I could still feel the departed family waiting. I was not focused on them, but I knew they were right there. At one point, Kim and I each leaned in and told Mom she could come visit us anytime from beyond the veil. Then Vicky leaned down and whispered, “Don’t come visit me. It will freak me out.” I just laughed. Vicky is a firm believer but had never consciously experienced the presence of angel-spirits before.

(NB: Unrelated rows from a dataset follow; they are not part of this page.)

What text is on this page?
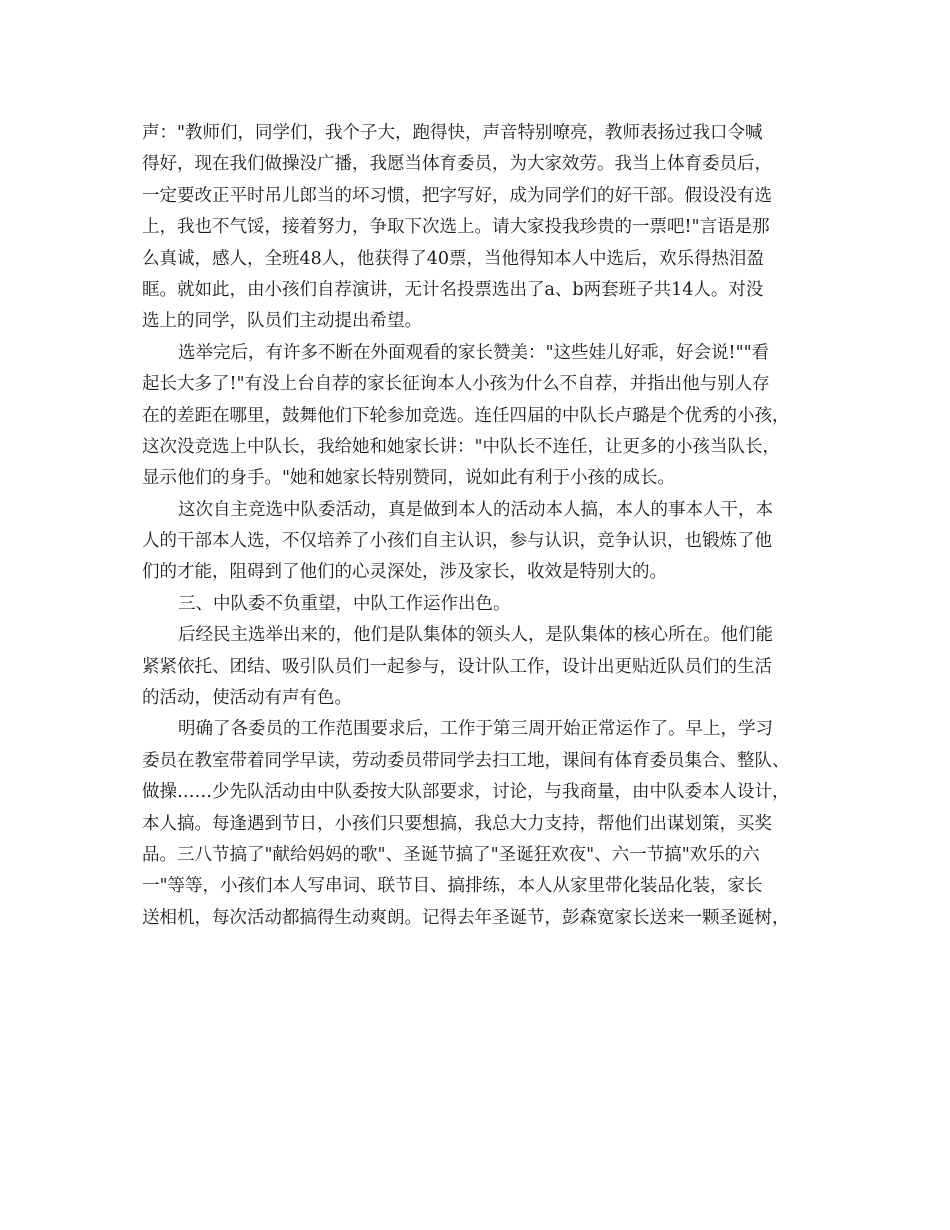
声："教师们，同学们，我个子大，跑得快，声音特别嘹亮，教师表扬过我口令喊
得好，现在我们做操没广播，我愿当体育委员，为大家效劳。我当上体育委员后，
一定要改正平时吊儿郎当的坏习惯，把字写好，成为同学们的好干部。假设没有选
上，我也不气馁，接着努力，争取下次选上。请大家投我珍贵的一票吧!"言语是那
么真诚，感人，全班48人，他获得了40票，当他得知本人中选后，欢乐得热泪盈
眶。就如此，由小孩们自荐演讲，无计名投票选出了a、b两套班子共14人。对没
选上的同学，队员们主动提出希望。
选举完后，有许多不断在外面观看的家长赞美："这些娃儿好乖，好会说!""看
起长大多了!"有没上台自荐的家长征询本人小孩为什么不自荐，并指出他与别人存
在的差距在哪里，鼓舞他们下轮参加竞选。连任四届的中队长卢璐是个优秀的小孩，
这次没竞选上中队长，我给她和她家长讲："中队长不连任，让更多的小孩当队长，
显示他们的身手。"她和她家长特别赞同，说如此有利于小孩的成长。
这次自主竞选中队委活动，真是做到本人的活动本人搞，本人的事本人干，本
人的干部本人选，不仅培养了小孩们自主认识，参与认识，竞争认识，也锻炼了他
们的才能，阻碍到了他们的心灵深处，涉及家长，收效是特别大的。
三、中队委不负重望，中队工作运作出色。
后经民主选举出来的，他们是队集体的领头人，是队集体的核心所在。他们能
紧紧依托、团结、吸引队员们一起参与，设计队工作，设计出更贴近队员们的生活
的活动，使活动有声有色。
明确了各委员的工作范围要求后，工作于第三周开始正常运作了。早上，学习
委员在教室带着同学早读，劳动委员带同学去扫工地，课间有体育委员集合、整队、
做操……少先队活动由中队委按大队部要求，讨论，与我商量，由中队委本人设计，
本人搞。每逢遇到节日，小孩们只要想搞，我总大力支持，帮他们出谋划策，买奖
品。三八节搞了"献给妈妈的歌"、圣诞节搞了"圣诞狂欢夜"、六一节搞"欢乐的六
一"等等，小孩们本人写串词、联节目、搞排练，本人从家里带化装品化装，家长
送相机，每次活动都搞得生动爽朗。记得去年圣诞节，彭森宽家长送来一颗圣诞树，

By 3:00 in the morning, there were long spaces between Mom’s shallow breaths. She felt cooler to the touch and paler by the minute.  The time passed quickly, unnoticeably. At 4:00, we knew it was time. I was at her head, behind the bed. Papa was at her side, with Kim and Greg and Vicky tucked in next to her. Phillip was sitting quietly just behind. I kept up a constant stream of soft verbal encouragement, trying to help her let go and move on. I told her about all the people waiting to greet her. We watched her pulse and waited for each breath. After one last shallow breath, I felt her spirit moving out of her body right past my ear, seemingly exiting with her breath. I said, “She’s leaving now.”

And suddenly, the waiting spirits swooped. Seriously — swooped. I felt them all come in a great rush of joyous welcome. I knew there had been a couple dozen or so there, but I couldn’t believe how many came swooping down to gather up my mama and take her home. I cried, “There are so many of them!” And Vicky, just beside me at the bedside, looked up and said “I feel them!” I could feel Mom, too, a little bewildered, as if trying to figure out what was happening. It took a minute or two, but all of a sudden, she seemed to realize that she was free, that she was actually in the presence of many, many people that she loved and had missed and that loved and had missed her. I could feel the sudden joy in her spirit and I was sincerely happy when she turned and left, dancing and laughing with her beloved family on the other side of this thin veil between the living and the dead. She didn’t look back; she faced forward, with the rest of the multitude of spirit-angels, and it didn’t take but another minute before they were all gone. I have not felt her presence since, but that last impression of her joy and sense of freedom makes me smile with every remembrance.

I looked at Vicky, who was literally radiating from her own new experience with angel-spirits and said, “It’s all real. It’s ALL real.”